When it comes to immunotherapy, numerous ongoing trials were trying to explore the effectiveness of PD-1/PD-L1 in advanced BTCs [24–26], including immune monotherapy, immunotherapy plus targeted therapy, and immunotherapy plus cytotoxic chemotherapy. In a recent ASCO, Oh D-Y posted an encouraging result on PD-L1 antibody durvalumab plus GemCis for advanced BTC cases. It showed improvement in OS and PFS when compared to GemCis. Our study confirmed them; the durvalumab plus GemCis ranked as the most effective regimen compared to other combinations in both OS and PFS.

However, there were limitations in this NMA. Firstly, the primary sites of the BTC were not paired enough. For example, some trials included patients with more iCC or limited GBC. Secondly, the studies were designed differently with different allocation concealment and different blinding of participants and personnel, which impacted the results. Moreover, some treatment is a single-center trial with a limited number of patients recruited, which might restrict the application of the treatment.

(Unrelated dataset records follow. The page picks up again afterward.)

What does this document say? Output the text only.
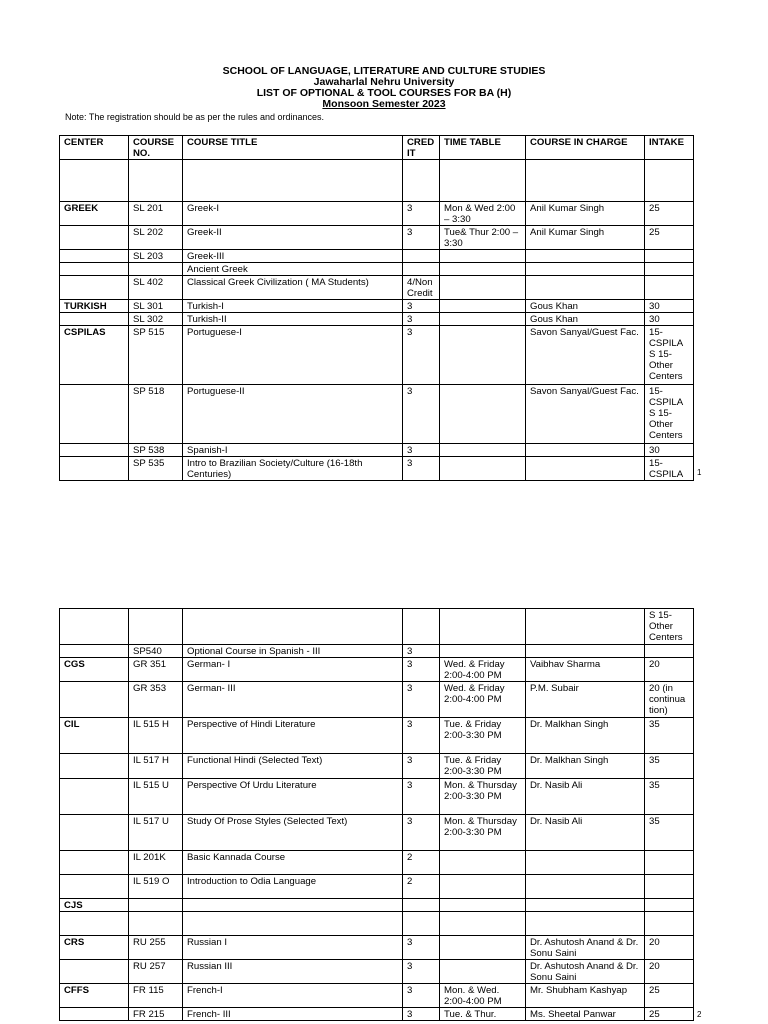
SCHOOL OF LANGUAGE, LITERATURE AND CULTURE STUDIES
Jawaharlal Nehru University
LIST OF OPTIONAL & TOOL COURSES FOR BA (H)
Monsoon Semester 2023
Note: The registration should be as per the rules and ordinances.
CENTER	COURSE NO.	COURSE TITLE	CRED IT	TIME TABLE	COURSE IN CHARGE	INTAKE

GREEK	SL 201	Greek-I	3	Mon & Wed 2:00 – 3:30	Anil Kumar Singh	25
	SL 202	Greek-II	3	Tue& Thur 2:00 – 3:30	Anil Kumar Singh	25
	SL 203	Greek-III				
		Ancient Greek				
	SL 402	Classical Greek Civilization ( MA Students)	4/Non Credit			
TURKISH	SL 301	Turkish-I	3		Gous Khan	30
	SL 302	Turkish-II	3		Gous Khan	30
CSPILAS	SP 515	Portuguese-I	3		Savon Sanyal/Guest Fac.	15- CSPILA S 15-Other Centers
	SP 518	Portuguese-II	3		Savon Sanyal/Guest Fac.	15- CSPILA S 15-Other Centers
	SP 538	Spanish-I	3			30
	SP 535	Intro to Brazilian Society/Culture (16-18th Centuries)	3			15- CSPILA 1
						S 15-Other Centers
	SP540	Optional Course in Spanish - III	3			
CGS	GR 351	German- I	3	Wed. & Friday 2:00-4:00 PM	Vaibhav Sharma	20
	GR 353	German- III	3	Wed. & Friday 2:00-4:00 PM	P.M. Subair	20 (in continua tion)
CIL	IL 515 H	Perspective of Hindi Literature	3	Tue. & Friday 2:00-3:30 PM	Dr. Malkhan Singh	35
	IL 517 H	Functional Hindi (Selected Text)	3	Tue. & Friday 2:00-3:30 PM	Dr. Malkhan Singh	35
	IL 515 U	Perspective Of Urdu Literature	3	Mon. & Thursday 2:00-3:30 PM	Dr. Nasib Ali	35
	IL 517 U	Study Of Prose Styles (Selected Text)	3	Mon. & Thursday 2:00-3:30 PM	Dr. Nasib Ali	35
	IL 201K	Basic Kannada Course	2			
	IL 519 O	Introduction to Odia Language	2			
CJS						

CRS	RU 255	Russian I	3		Dr. Ashutosh Anand & Dr. Sonu Saini	20
	RU 257	Russian III	3		Dr. Ashutosh Anand & Dr. Sonu Saini	20
CFFS	FR 115	French-I	3	Mon. & Wed. 2:00-4:00 PM	Mr. Shubham Kashyap	25
	FR 215	French- III	3	Tue. & Thur.	Ms. Sheetal Panwar	25	2
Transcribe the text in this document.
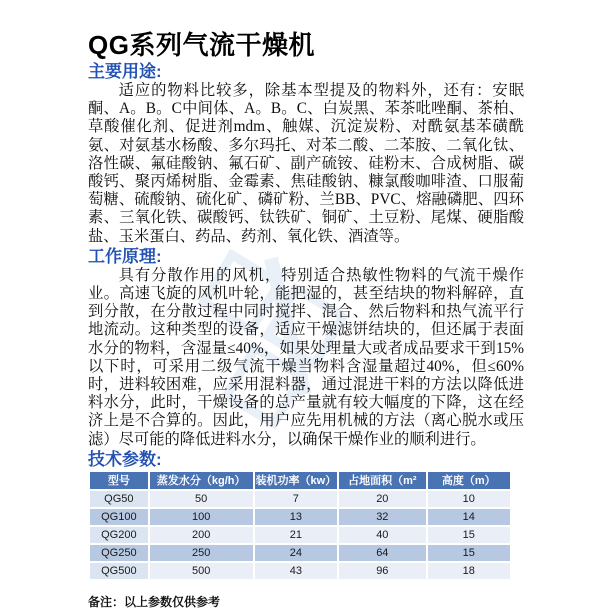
QG系列气流干燥机
主要用途:

适应的物料比较多，除基本型提及的物料外，还有：安眠酮、A。B。C中间体、A。B。C、白炭黑、苯茶吡唑酮、茶柏、草酸催化剂、促进剂mdm、触媒、沉淀炭粉、对酰氨基苯磺酰氨、对氨基水杨酸、多尔玛托、对苯二酸、二苯胺、二氧化钛、洛性碳、氟硅酸钠、氟石矿、副产硫铵、硅粉末、合成树脂、碳酸钙、聚丙烯树脂、金霉素、焦硅酸钠、糠氯酸咖啡渣、口服葡萄糖、硫酸钠、硫化矿、磷矿粉、兰BB、PVC、熔融磷肥、四环素、三氧化铁、碳酸钙、钛铁矿、铜矿、土豆粉、尾煤、硬脂酸盐、玉米蛋白、药品、药剂、氧化铁、酒渣等。

工作原理:

具有分散作用的风机，特别适合热敏性物料的气流干燥作业。高速飞旋的风机叶轮，能把湿的，甚至结块的物料解碎，直到分散，在分散过程中同时搅拌、混合、然后物料和热气流平行地流动。这种类型的设备，适应干燥滤饼结块的，但还属于表面水分的物料，含湿量≤40%，如果处理量大或者成品要求干到15%以下时，可采用二级气流干燥当物料含湿量超过40%，但≤60%时，进料较困难，应采用混料器，通过混进干料的方法以降低进料水分，此时，干燥设备的总产量就有较大幅度的下降，这在经济上是不合算的。因此，用户应先用机械的方法（离心脱水或压滤）尽可能的降低进料水分，以确保干燥作业的顺利进行。

技术参数:
型号	蒸发水分（kg/h）	装机功率（kw）	占地面积（m²	高度（m）
QG50	50	7	20	10
QG100	100	13	32	14
QG200	200	21	40	15
QG250	250	24	64	15
QG500	500	43	96	18

备注：以上参数仅供参考
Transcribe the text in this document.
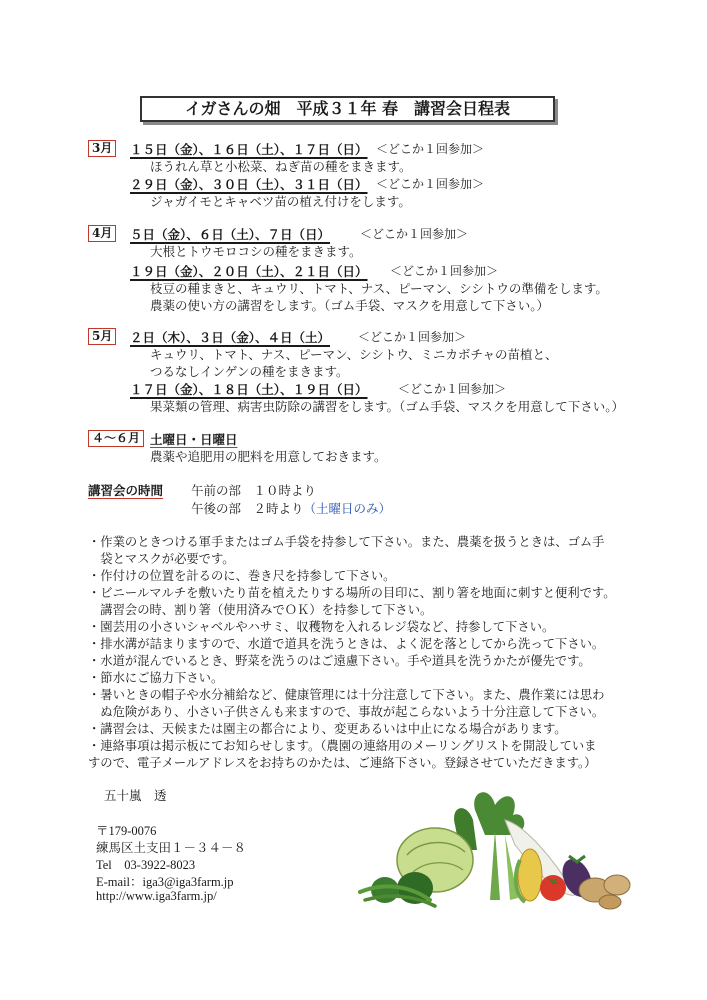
イガさんの畑　平成３１年 春　講習会日程表
3月	１５日（金）、１６日（土）、１７日（日） ＜どこか１回参加＞
ほうれん草と小松菜、ねぎ苗の種をまきます。
２９日（金）、３０日（土）、３１日（日） ＜どこか１回参加＞
ジャガイモとキャベツ苗の植え付けをします。
4月	５日（金）、６日（土）、７日（日） ＜どこか１回参加＞
大根とトウモロコシの種をまきます。
１９日（金）、２０日（土）、２１日（日） ＜どこか１回参加＞
枝豆の種まきと、キュウリ、トマト、ナス、ピーマン、シシトウの準備をします。
農薬の使い方の講習をします。（ゴム手袋、マスクを用意して下さい。）
5月	２日（木）、３日（金）、４日（土） ＜どこか１回参加＞
キュウリ、トマト、ナス、ピーマン、シシトウ、ミニカボチャの苗植と、
つるなしインゲンの種をまきます。
１７日（金）、１８日（土）、１９日（日）	＜どこか１回参加＞
果菜類の管理、病害虫防除の講習をします。（ゴム手袋、マスクを用意して下さい。）
４～６月 土曜日・日曜日
農薬や追肥用の肥料を用意しておきます。
講習会の時間 午前の部　１０時より
午後の部　２時より（土曜日のみ）
・作業のときつける軍手またはゴム手袋を持参して下さい。また、農薬を扱うときは、ゴム手
　袋とマスクが必要です。
・作付けの位置を計るのに、巻き尺を持参して下さい。
・ビニールマルチを敷いたり苗を植えたりする場所の目印に、割り箸を地面に刺すと便利です。
　講習会の時、割り箸（使用済みでＯＫ）を持参して下さい。
・園芸用の小さいシャベルやハサミ、収穫物を入れるレジ袋など、持参して下さい。
・排水溝が詰まりますので、水道で道具を洗うときは、よく泥を落としてから洗って下さい。
・水道が混んでいるとき、野菜を洗うのはご遠慮下さい。手や道具を洗うかたが優先です。
・節水にご協力下さい。
・暑いときの帽子や水分補給など、健康管理には十分注意して下さい。また、農作業には思わ
　ぬ危険があり、小さい子供さんも来ますので、事故が起こらないよう十分注意して下さい。
・講習会は、天候または園主の都合により、変更あるいは中止になる場合があります。
・連絡事項は掲示板にてお知らせします。（農園の連絡用のメーリングリストを開設していま
すので、電子メールアドレスをお持ちのかたは、ご連絡下さい。登録させていただきます。）
五十嵐　透
〒179-0076
練馬区土支田１－３４－８
Tel　03-3922-8023
E-mail：iga3@iga3farm.jp
http://www.iga3farm.jp/
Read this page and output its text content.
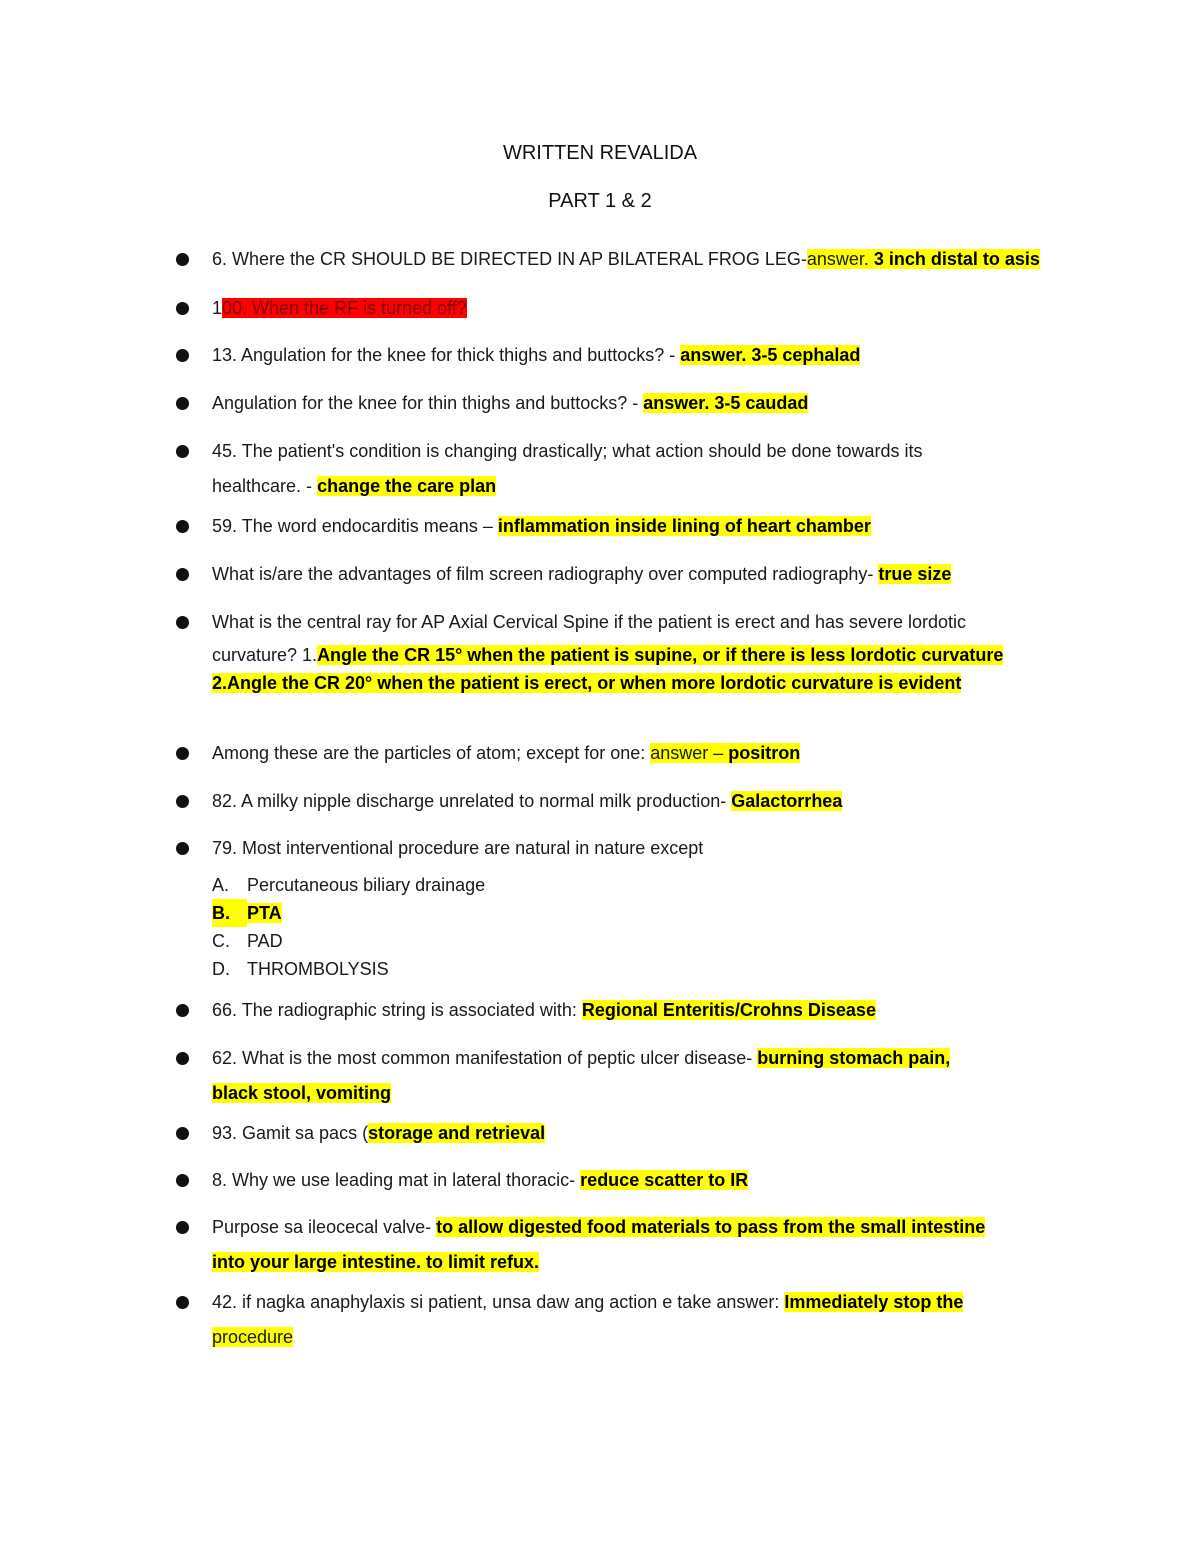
WRITTEN REVALIDA
PART 1 & 2
6. Where the CR SHOULD BE DIRECTED IN AP BILATERAL FROG LEG-answer. 3 inch distal to asis
100. When the RF is turned off?
13. Angulation for the knee for thick thighs and buttocks? - answer. 3-5 cephalad
Angulation for the knee for thin thighs and buttocks? - answer. 3-5 caudad
45. The patient's condition is changing drastically; what action should be done towards its
healthcare. - change the care plan
59. The word endocarditis means – inflammation inside lining of heart chamber
What is/are the advantages of film screen radiography over computed radiography- true size
What is the central ray for AP Axial Cervical Spine if the patient is erect and has severe lordotic
curvature? 1.Angle the CR 15° when the patient is supine, or if there is less lordotic curvature
2.Angle the CR 20° when the patient is erect, or when more lordotic curvature is evident
Among these are the particles of atom; except for one: answer – positron
82. A milky nipple discharge unrelated to normal milk production- Galactorrhea
79. Most interventional procedure are natural in nature except
A. Percutaneous biliary drainage
B. PTA
C. PAD
D. THROMBOLYSIS
66. The radiographic string is associated with: Regional Enteritis/Crohns Disease
62. What is the most common manifestation of peptic ulcer disease- burning stomach pain,
black stool, vomiting
93. Gamit sa pacs (storage and retrieval
8. Why we use leading mat in lateral thoracic- reduce scatter to IR
Purpose sa ileocecal valve- to allow digested food materials to pass from the small intestine
into your large intestine. to limit refux.
42. if nagka anaphylaxis si patient, unsa daw ang action e take answer: Immediately stop the
procedure
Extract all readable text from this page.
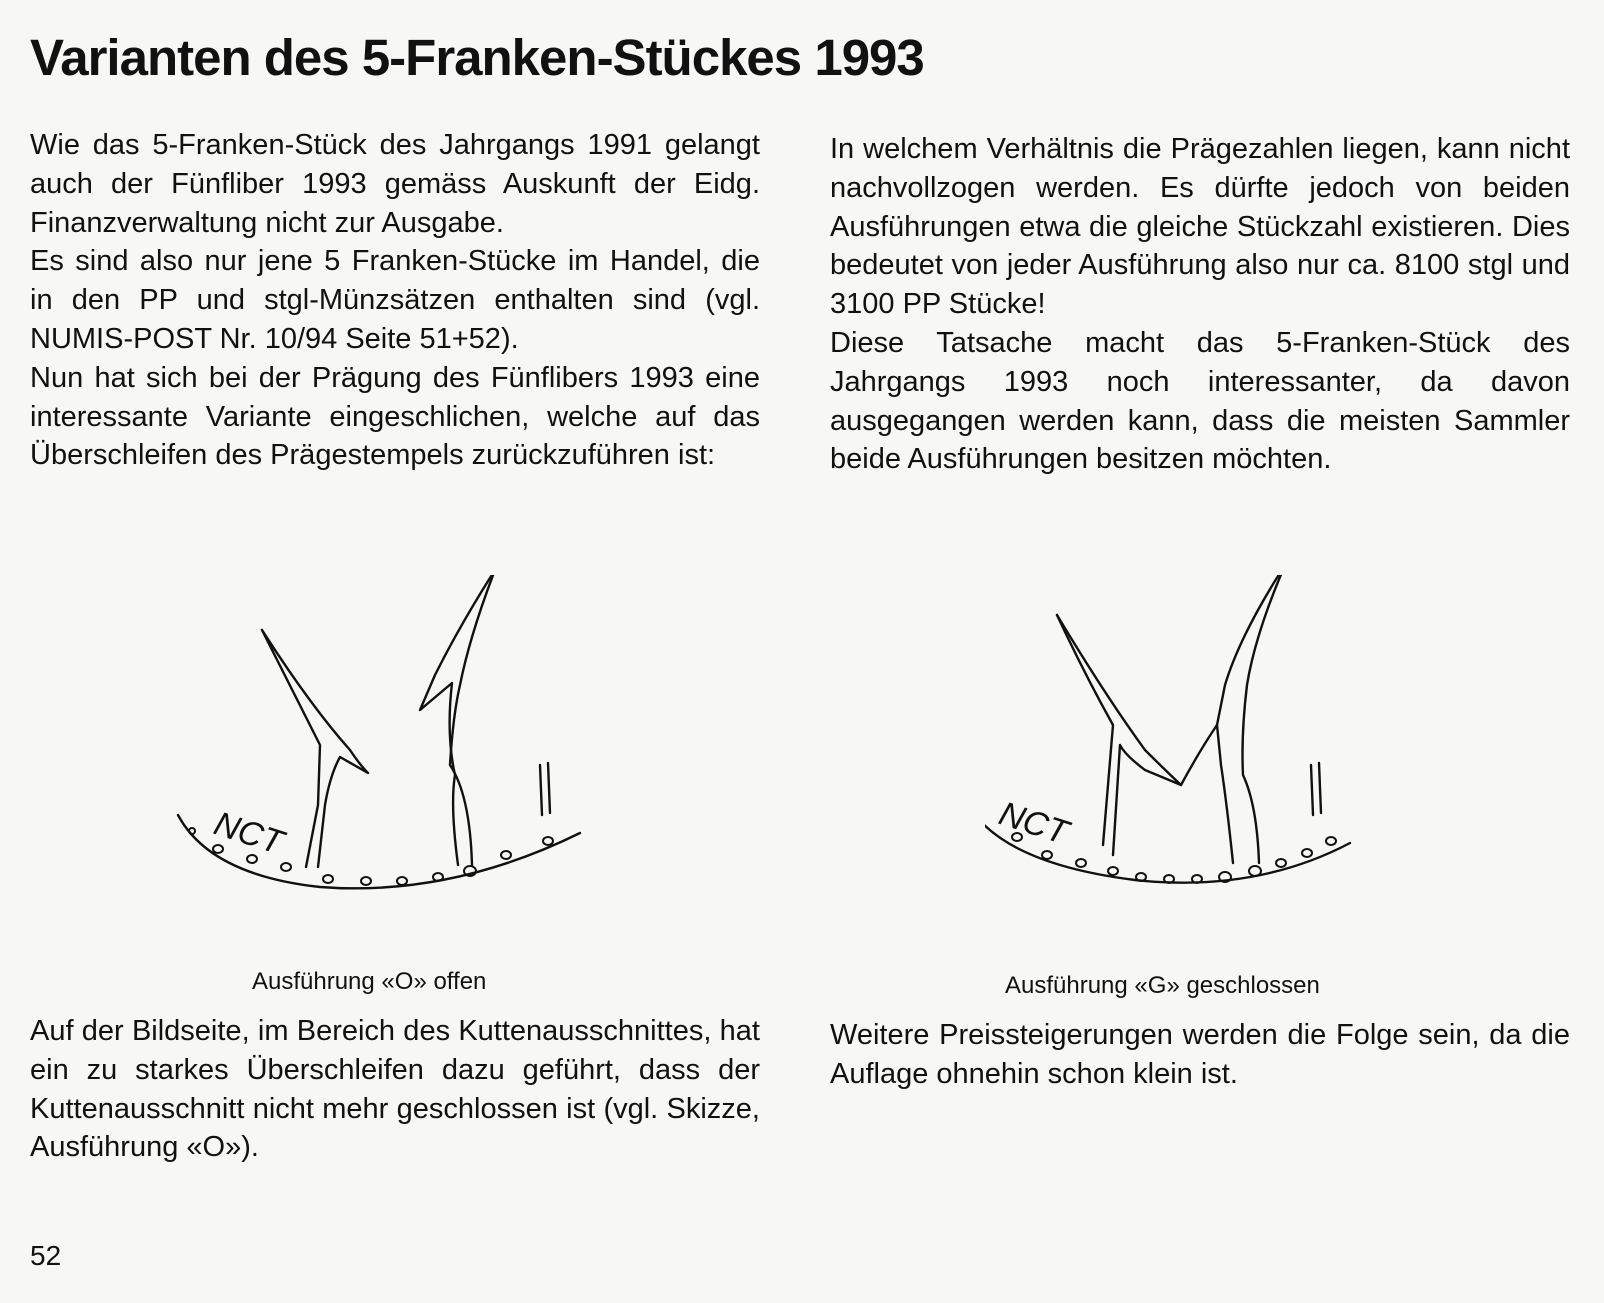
Varianten des 5-Franken-Stückes 1993

Wie das 5-Franken-Stück des Jahrgangs 1991 gelangt auch der Fünfliber 1993 gemäss Auskunft der Eidg. Finanzverwaltung nicht zur Ausgabe.

Es sind also nur jene 5 Franken-Stücke im Handel, die in den PP und stgl-Münzsätzen enthalten sind (vgl. NUMIS-POST Nr. 10/94 Seite 51+52).

Nun hat sich bei der Prägung des Fünflibers 1993 eine interessante Variante eingeschlichen, welche auf das Überschleifen des Prägestempels zurückzuführen ist:

In welchem Verhältnis die Prägezahlen liegen, kann nicht nachvollzogen werden. Es dürfte jedoch von beiden Ausführungen etwa die gleiche Stückzahl existieren. Dies bedeutet von jeder Ausführung also nur ca. 8100 stgl und 3100 PP Stücke!

Diese Tatsache macht das 5-Franken-Stück des Jahrgangs 1993 noch interessanter, da davon ausgegangen werden kann, dass die meisten Sammler beide Ausführungen besitzen möchten.

NCT	NCT
Ausführung «O» offen	Ausführung «G» geschlossen

Auf der Bildseite, im Bereich des Kuttenausschnittes, hat ein zu starkes Überschleifen dazu geführt, dass der Kuttenausschnitt nicht mehr geschlossen ist (vgl. Skizze, Ausführung «O»).

Weitere Preissteigerungen werden die Folge sein, da die Auflage ohnehin schon klein ist.

52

In conclusion, first-line treatments’ effectiveness in patients with advanced BTCs varies in trials. However, durvalumab plus GemCis shows promising improvement on OS and PFS, although it is reported by an abstract. GemCis remains the standard of care with moderate effectiveness on OS and PFS; GemOxa and GemS1 could be alternative options for patients with nontolerance to GemCis.

Consent

Informed consent did not need to be signed, as the current meta-analysis is not based on individual patient level.

Conflicts of Interest

The authors declare that they have no conflicts of interest.

Authors’ Contributions

All authors contributed to the article and approved the submitted version. FMY designed the study; LF and YW searched the literature; YW and FMY evaluated and extracted data from each study; HQX and FMY evaluated the bias of the studies; LF and FMY drafted the manuscript. Long Feng, Ying Wang, and Haoqian Xu contributed equally to this work and share the first authorship.